Offshore

Wealth Planners Must Heed Growing Pressures On Offshore Centres

Jay Krause and Chris McLemore Withers 12 January 2009

Wealth Planners Must Heed Growing Pressures On Offshore Centres

Offshore financial centres from Bermuda to Singapore could be facing a problem more threatening than rising seas. The rising tide of international attention on offshore financial centres is gathering steam as governments look for sources of revenue in the midst of a global recession.

Offshore financial centres from Bermuda to

Singapore could be facing a problem more threatening than rising seas. The rising tide of international attention on offshore financial centres, from small islands to large European nations, is gathering steam as governments look for sources of revenue in the midst of a global recession.

In addition to the
US, the United Nations, the Group of Twenty industrial nations and the

UK government have all recently focused on offshore jurisdiction.  This could signal a new international resolve to act against countries perceived to be taxpayer-friendly.

Perhaps the biggest threat has come from US President-elect Barack Obama, who previously pledged to crack down on abusive “tax havens”, targeting more than 30 jurisdictions.  In February 2007, then-Senator Obama co-sponsored the Stop Tax Haven Abuse Act, which was introduced in both houses of Congress but was not enacted.  Mr Obama’s aides have indicated that similar legislation will be considered, possibly in the early months of 2009. 

As it remains unclear whether the US Congress will enact such legislation or what provisions would be included, we outline below key provisions contained in the STHAA and the effects similar legislation could have on those with interests in offshore jurisdictions. 

Tax havens

The STHAA includes a broad list of 34 “Offshore Secrecy Jurisdictions” including Jersey, Guernsey, the Isle of Man,
Switzerland,
Singapore, the Cayman Islands, Bermuda, Hong Kong, and

Costa Rica.  This list is troubling because it fails to separate jurisdictions that conform to international standards from other “rogue” jurisdictions. 

These jurisdictions were targeted because they have rules that “unreasonably restrict the ability of the

US to obtain information relevant to the enforcement” of its tax laws.  Several listed jurisdictions have signed Tax Information Exchange Agreements with the

US but are nevertheless included.  If legislation is to be enacted, additional consideration should be given to which jurisdictions warrant inclusion on the blacklist.

Presumed guilty

The centrepiece of the STHAA is a provision that would force taxpayers to prove that they do not have control over offshore entities with which they contract.  Under this “guilty until proven innocent” approach, US individuals will be presumed to control any entity (including trusts, corporations, and partnerships) created or domiciled in an offshore jurisdiction if the US person directly or indirectly formed, received assets from or is a beneficiary of that entity. 

The STHAA also would create a presumption that transfers from a

US individual to an offshore jurisdiction include untaxed income. Taxpayers could rebut these presumptions with direct evidence that all tax owed on such amounts had been paid.

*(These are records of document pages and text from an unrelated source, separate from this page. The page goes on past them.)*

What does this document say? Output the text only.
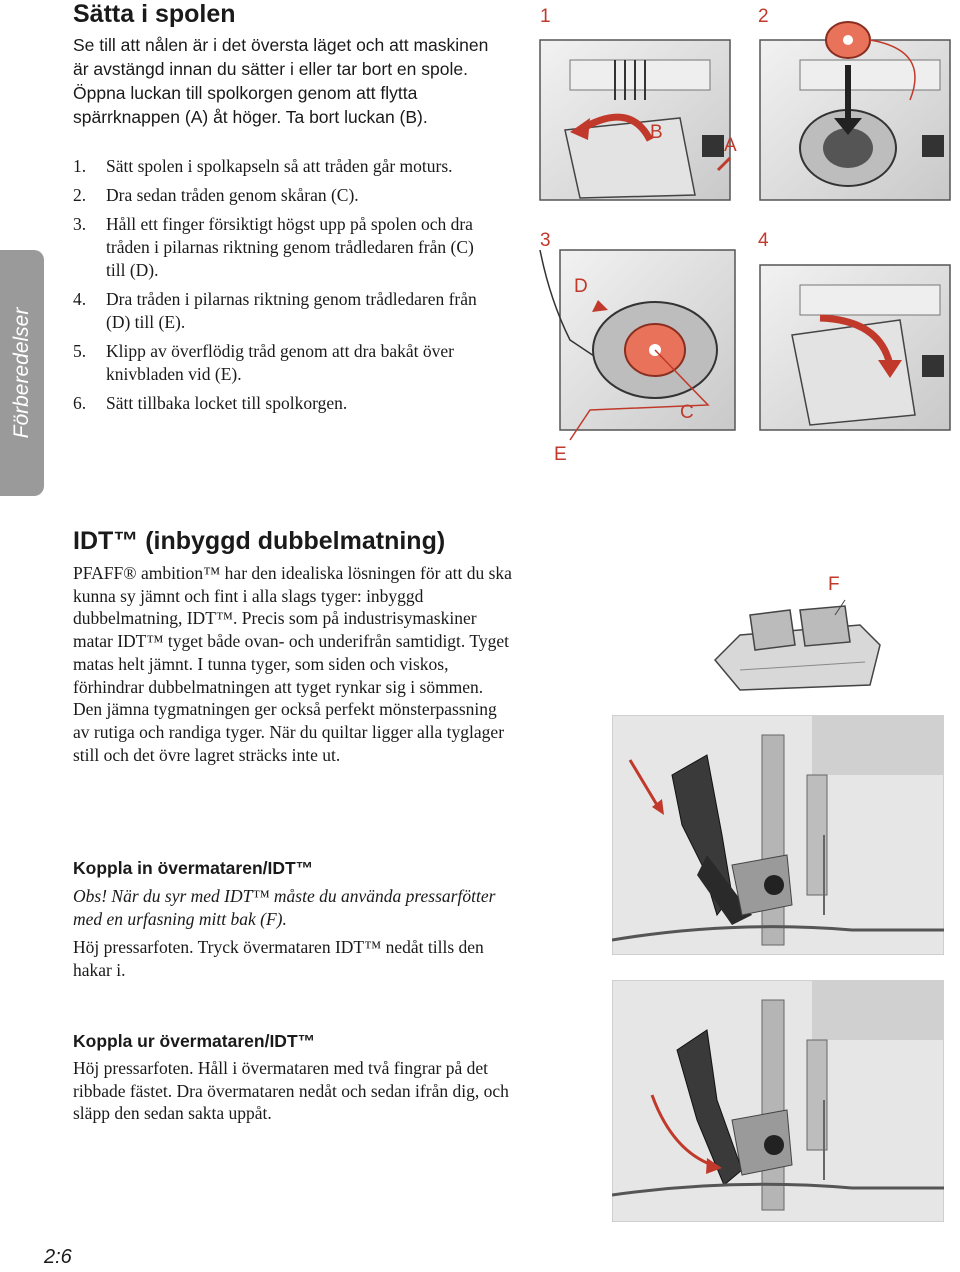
Förberedelser
Sätta i spolen

Se till att nålen är i det översta läget och att maskinen är avstängd innan du sätter i eller tar bort en spole. Öppna luckan till spolkorgen genom att flytta spärrknappen (A) åt höger. Ta bort luckan (B).

1.	Sätt spolen i spolkapseln så att tråden går moturs.
2.	Dra sedan tråden genom skåran (C).
3.	Håll ett finger försiktigt högst upp på spolen och dra tråden i pilarnas riktning genom trådledaren från (C) till (D).
4.	Dra tråden i pilarnas riktning genom trådledaren från (D) till (E).
5.	Klipp av överflödig tråd genom att dra bakåt över knivbladen vid (E).
6.	Sätt tillbaka locket till spolkorgen.
1	2
3	4
B
A
D
C
E
IDT™ (inbyggd dubbelmatning)

PFAFF® ambition™ har den idealiska lösningen för att du ska kunna sy jämnt och fint i alla slags tyger: inbyggd dubbelmatning, IDT™. Precis som på industrisymaskiner matar IDT™ tyget både ovan- och underifrån samtidigt. Tyget matas helt jämnt. I tunna tyger, som siden och viskos, förhindrar dubbelmatningen att tyget rynkar sig i sömmen. Den jämna tygmatningen ger också perfekt mönsterpassning av rutiga och randiga tyger. När du quiltar ligger alla tyglager still och det övre lagret sträcks inte ut.

Koppla in övermataren/IDT™

Obs! När du syr med IDT™ måste du använda pressarfötter med en urfasning mitt bak (F).

Höj pressarfoten. Tryck övermataren IDT™ nedåt tills den hakar i.

Koppla ur övermataren/IDT™

Höj pressarfoten. Håll i övermataren med två fingrar på det ribbade fästet. Dra övermataren nedåt och sedan ifrån dig, och släpp den sedan sakta uppåt.

F
2:6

In order to ferret out abuses, the Stop Tax Haven Abuse Act would require financial institutions that open accounts for US persons or create non-publicly traded entities in offshore jurisdictions to report such transactions to the Internal Revenue Service.  Reporting of such transactions is already required of taxpayers, but the STHAA would place this burden on intermediaries as well.

Trust rules

The STHAA expressly targets offshore trusts by expanding the broad rules setting out when a

US person is treated as the tax owner of an offshore trust’s income and gains.  This would be accomplished by attributing to the grantor any power held by a trust protector and treating any

US person receiving cash or other property from a foreign trust as a beneficiary of such trust.

With respect to personal use property, the STHAA would treat cash, marketable securities, artwork, jewellery or other personal property loaned by a foreign trust to a

US person as a distribution.  Such a distribution would be taxable on the value of the use of such property, although it is unclear how this amount would be calculated.

The STHAA is clearly not intended to be a paper tiger.  It would give the IRS additional time to complete audits and would broaden the use of so-called “John Doe” summonses that are used to obtain information in investigations.  Both provisions would give the IRS a decided advantage in the audit process.

Financial institutions and fiduciaries would not be immune from penalties. 

US banks could be prohibited from opening accounts for non-compliant foreign financial institutions and US financial institutions could be prohibited from accepting credit card transactions involving non-compliant foreign banks.

So-called “tax havens” are easy political targets that provide opportunities for rhetoric and revenue.  Mr Obama has proposed tax cuts as part of an economic stimulus package, and a bill such as the STHAA could be a useful revenue raiser to offset costs.  A key period to monitor will be the first 100 days of the presidency, as Mr Obama may try to make significant and visible policy decisions. 

Accordingly, it would be prudent for intermediaries to consider what effect these proposals could have.